The two main characters in this book are twins. We have Brysen, who was never good enough for their alcoholic father, and was beaten regularly. He’s also stubborn, irresponsible, and reckless. His sister has an ancient power to control falcons, but she refuses to learn how to control it because she doesn’t want to overshadow her good-for-nothing brother. (She also might be asexual, but it’s not explicitly stated in the book. It’s heavily implied, though.)
The two dysfunctional siblings set out to capture the near-mythical bird that killed their father, in order to save the life of Brysen’s lover, falconry trainer, and manipulator, Dymian. They’re joined by Nyall, a boy in love with Kylee who doesn’t care that she doesn’t love him back. (In the truly-good-guy way, not in the creepy way. I like Nyall. He’s good people.)
They of course run into dangers in the mountains that the bird lives in, and the book is about that journey. Interspersed with their story is the occasional scene of the invaders sweeping across the land elsewhere. I wish we had a better sense of time – both how long before the invaders near the Six Villages where Brysen and Kylee are, and how long their journey in the mountains takes. That could have been much better communicated.
Kylee frustrates me – she could be so badass, and if she’d use her powers, it could get her what she wants.

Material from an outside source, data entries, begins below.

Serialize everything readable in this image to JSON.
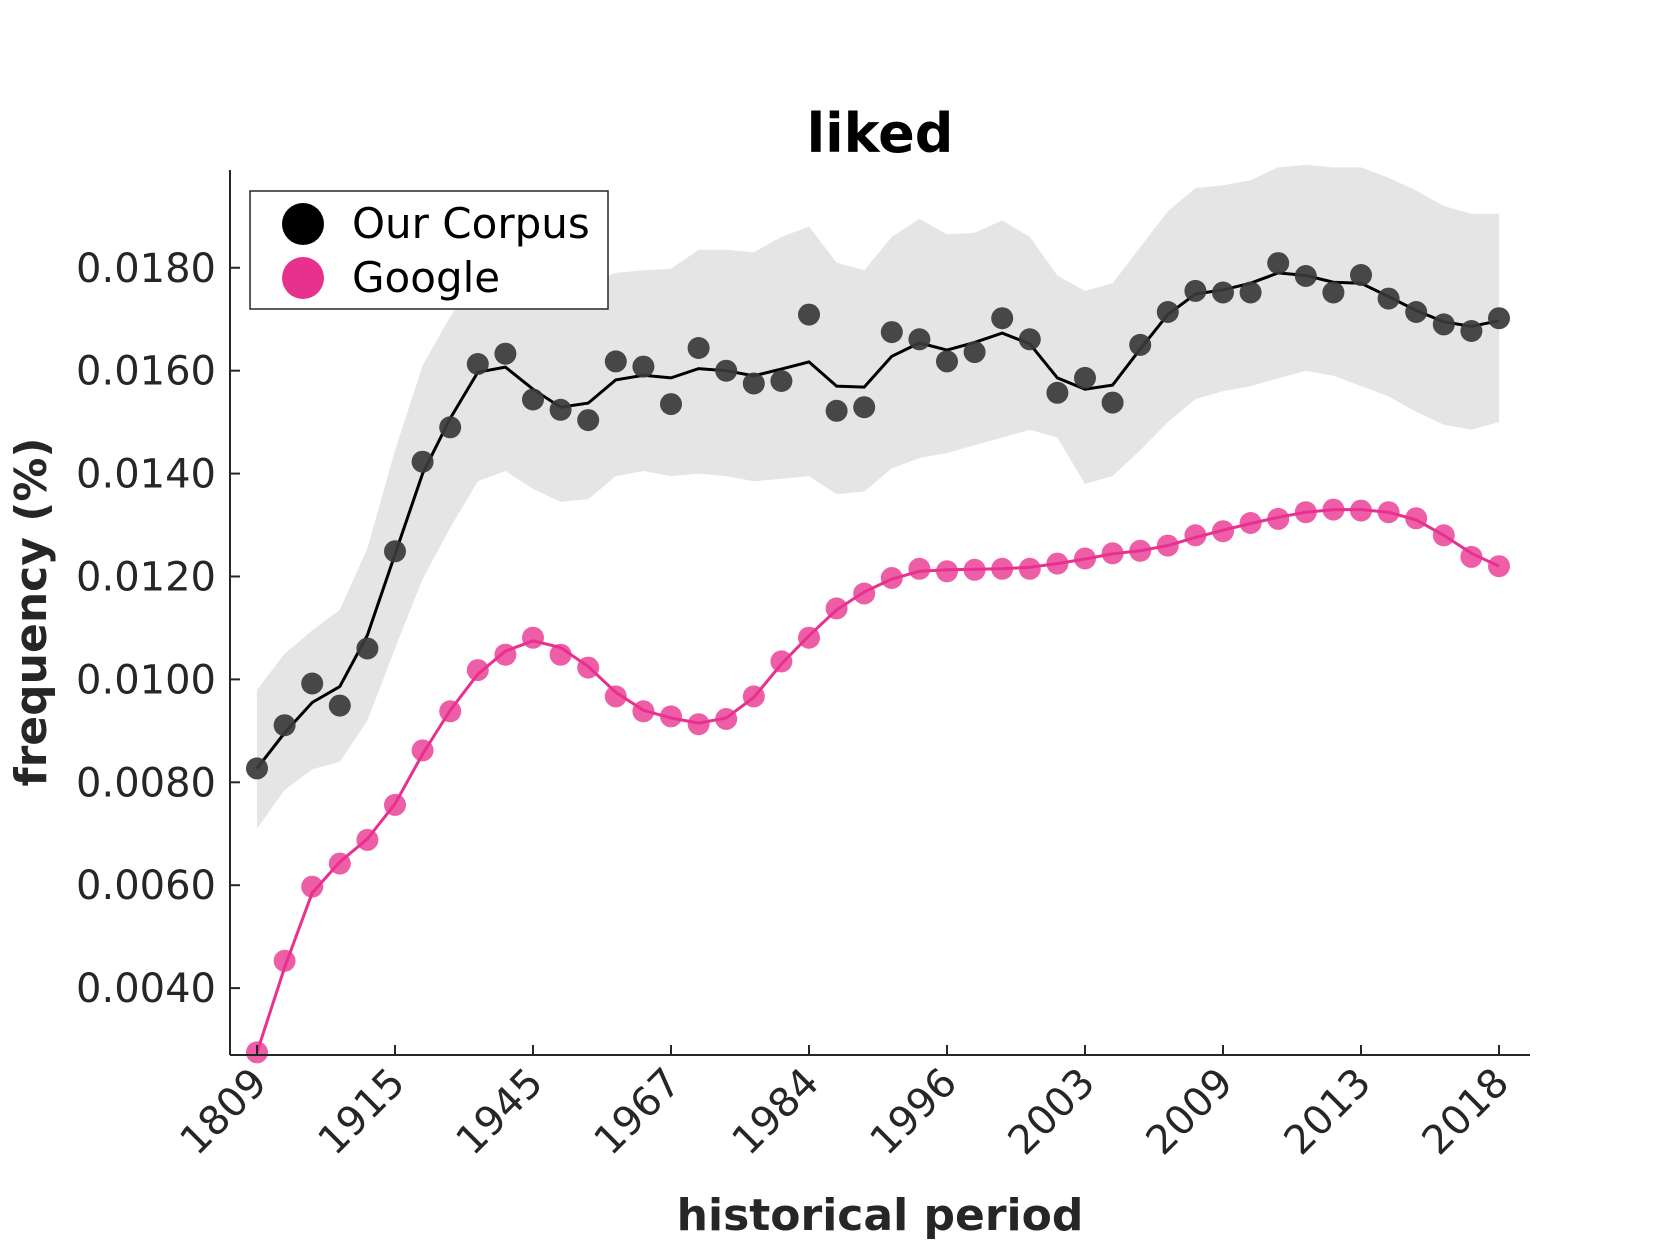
{
  "chart_data": {
    "type": "line",
    "title": "liked",
    "xlabel": "historical period",
    "ylabel": "frequency (%)",
    "x_tick_labels": [
      "1809",
      "1915",
      "1945",
      "1967",
      "1984",
      "1996",
      "2003",
      "2009",
      "2013",
      "2018"
    ],
    "y_ticks": [
      "0.0040",
      "0.0060",
      "0.0080",
      "0.0100",
      "0.0120",
      "0.0140",
      "0.0160",
      "0.0180"
    ],
    "ylim": [
      0.0027,
      0.0199
    ],
    "legend": {
      "position": "top-left",
      "entries": [
        "Our Corpus",
        "Google"
      ]
    },
    "grid": false,
    "colors": {
      "our_corpus": "#3a3a3a",
      "our_corpus_line": "#000000",
      "band": "#e5e5e5",
      "google": "#e8318e"
    },
    "series": [
      {
        "name": "Our Corpus",
        "points": [
          0.00827,
          0.00911,
          0.00992,
          0.00949,
          0.0106,
          0.01249,
          0.01423,
          0.0149,
          0.01613,
          0.01633,
          0.01544,
          0.01524,
          0.01504,
          0.01618,
          0.01608,
          0.01535,
          0.01644,
          0.016,
          0.01575,
          0.0158,
          0.01709,
          0.01522,
          0.01529,
          0.01675,
          0.01661,
          0.01618,
          0.01636,
          0.01702,
          0.01661,
          0.01557,
          0.01586,
          0.01538,
          0.0165,
          0.01714,
          0.01755,
          0.01752,
          0.01752,
          0.01809,
          0.01784,
          0.01752,
          0.01786,
          0.0174,
          0.01714,
          0.0169,
          0.01677,
          0.01702
        ],
        "trend": [
          0.00827,
          0.00896,
          0.00955,
          0.00986,
          0.01086,
          0.01243,
          0.014,
          0.01507,
          0.01597,
          0.01607,
          0.01564,
          0.01529,
          0.01537,
          0.01582,
          0.01591,
          0.01586,
          0.01604,
          0.016,
          0.0159,
          0.01603,
          0.01617,
          0.0157,
          0.01568,
          0.01628,
          0.01654,
          0.0164,
          0.01655,
          0.01673,
          0.01652,
          0.01586,
          0.01564,
          0.01572,
          0.01642,
          0.01709,
          0.01749,
          0.01757,
          0.0177,
          0.0179,
          0.01785,
          0.01772,
          0.0177,
          0.01744,
          0.01717,
          0.01695,
          0.01686,
          0.01697
        ],
        "band_upper": [
          0.0098,
          0.0105,
          0.01095,
          0.01135,
          0.01255,
          0.01445,
          0.0161,
          0.01705,
          0.01785,
          0.0178,
          0.01755,
          0.0175,
          0.0177,
          0.0179,
          0.01795,
          0.01798,
          0.01835,
          0.01835,
          0.0183,
          0.0186,
          0.0188,
          0.0181,
          0.01795,
          0.0186,
          0.01895,
          0.01865,
          0.01868,
          0.01892,
          0.0186,
          0.01785,
          0.01755,
          0.0177,
          0.0184,
          0.0191,
          0.01955,
          0.0196,
          0.0197,
          0.01995,
          0.02,
          0.01995,
          0.01995,
          0.01975,
          0.0195,
          0.0192,
          0.01905,
          0.01905
        ],
        "band_lower": [
          0.0071,
          0.00785,
          0.00825,
          0.0084,
          0.0092,
          0.0106,
          0.01195,
          0.01295,
          0.01385,
          0.01405,
          0.0137,
          0.01345,
          0.0135,
          0.01395,
          0.01405,
          0.01395,
          0.014,
          0.01395,
          0.01385,
          0.0139,
          0.01395,
          0.0136,
          0.01365,
          0.0141,
          0.0143,
          0.0144,
          0.01455,
          0.0147,
          0.01485,
          0.0147,
          0.0138,
          0.01395,
          0.01445,
          0.015,
          0.01545,
          0.0156,
          0.0157,
          0.01585,
          0.016,
          0.0159,
          0.0157,
          0.0155,
          0.0152,
          0.01495,
          0.01485,
          0.015
        ]
      },
      {
        "name": "Google",
        "points": [
          0.00275,
          0.00453,
          0.00597,
          0.00642,
          0.00688,
          0.00756,
          0.00862,
          0.00938,
          0.01018,
          0.01048,
          0.01081,
          0.01048,
          0.01023,
          0.00967,
          0.00938,
          0.00928,
          0.00913,
          0.00923,
          0.00967,
          0.01035,
          0.01081,
          0.01138,
          0.01167,
          0.01197,
          0.01215,
          0.0121,
          0.01213,
          0.01215,
          0.01215,
          0.01225,
          0.01235,
          0.01245,
          0.0125,
          0.0126,
          0.0128,
          0.01288,
          0.01304,
          0.01312,
          0.01325,
          0.0133,
          0.01328,
          0.01325,
          0.01313,
          0.0128,
          0.01238,
          0.0122
        ],
        "trend": [
          0.00275,
          0.0044,
          0.00585,
          0.00645,
          0.0069,
          0.00758,
          0.00855,
          0.0094,
          0.0101,
          0.01055,
          0.01075,
          0.01062,
          0.01025,
          0.00975,
          0.0094,
          0.00925,
          0.00915,
          0.00925,
          0.00965,
          0.0103,
          0.01085,
          0.01135,
          0.0117,
          0.01195,
          0.0121,
          0.01213,
          0.01214,
          0.01215,
          0.01218,
          0.01225,
          0.01234,
          0.01244,
          0.0125,
          0.0126,
          0.01276,
          0.0129,
          0.01303,
          0.01315,
          0.01325,
          0.0133,
          0.0133,
          0.01325,
          0.0131,
          0.0128,
          0.01245,
          0.0122
        ]
      }
    ]
  }
}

She’s trying to earn enough money catching and selling birds of prey to get out of the business entirely. (She has to pay off their father’s debts first.) So why not use her powers to call down a few of the most valuable birds and BE DONE WITH IT? How does this not occur to her? As far as I can tell, the only real reason she doesn’t want to be a falconer is she knows she’d be excellent at it and she doesn’t want to overshadow her brother, whose dream it’s been to be a great falconer. News flash. Your brother is worthless, girl. If he wants to be great maybe he should buckle down and focus instead of blaming those around him for his misfortunes.
So I’m not sure what my overall opinion of this book is. The world-building is shaping up to be interesting, but needs more fleshing out. The writing itself is pretty good, it flows nicely but needs a better sense of time. The characters’ motivations are clear but occasionally frustrating. I am a little invested in seeing what happens in the next book, but I’m not sure I’m invested enough to spend the time to read it. I’ll make that decision when it comes out, I suppose.
From the cover of Black Wings Beating:
THEY’LL RISE TOGETHER OR FALL ALONE
The people of Uztar have long looked to the sky with hope and wonder. Nothing in their world is more revered than birds of prey, and no one is more honored than the falconers who call them to their fists.
Brysen strives to be a great falconer, while his twin sister, Kylee, possesses ancient gifts for it but wants to be free of falconry altogether. She’s nearly made it out, too, but a war is rolling toward the Six Villages, with a rebel army leaving nothing in its wake but blood and empty sky. No bird or falconer will be safe from this invasion.
Together the twins must embark on a journey into the treacherous mountains to trap the near-mythic ghost eagle, a solitary killer and the most feared of the Uztari birds of prey. They each go for their own reasons: Brysen for the boy he loves and the glory he’s long craved, and Kylee to atone for her past and protect her brother’s future. But they both are hunted by those who seek one thing: power.
With this book, Alex London launches a soaring saga about the memories that haunt us, the histories that hunt us, and the bonds of blood between us.
Sounds a little underwhelming but maybe the second book will be better–one can hope!
The sibling dynamic here sounds incredible frustrating! I don’t feel like the reluctant hero trope itself bothers me, but it involves not making use of perfectly good magical powers, I am not on board.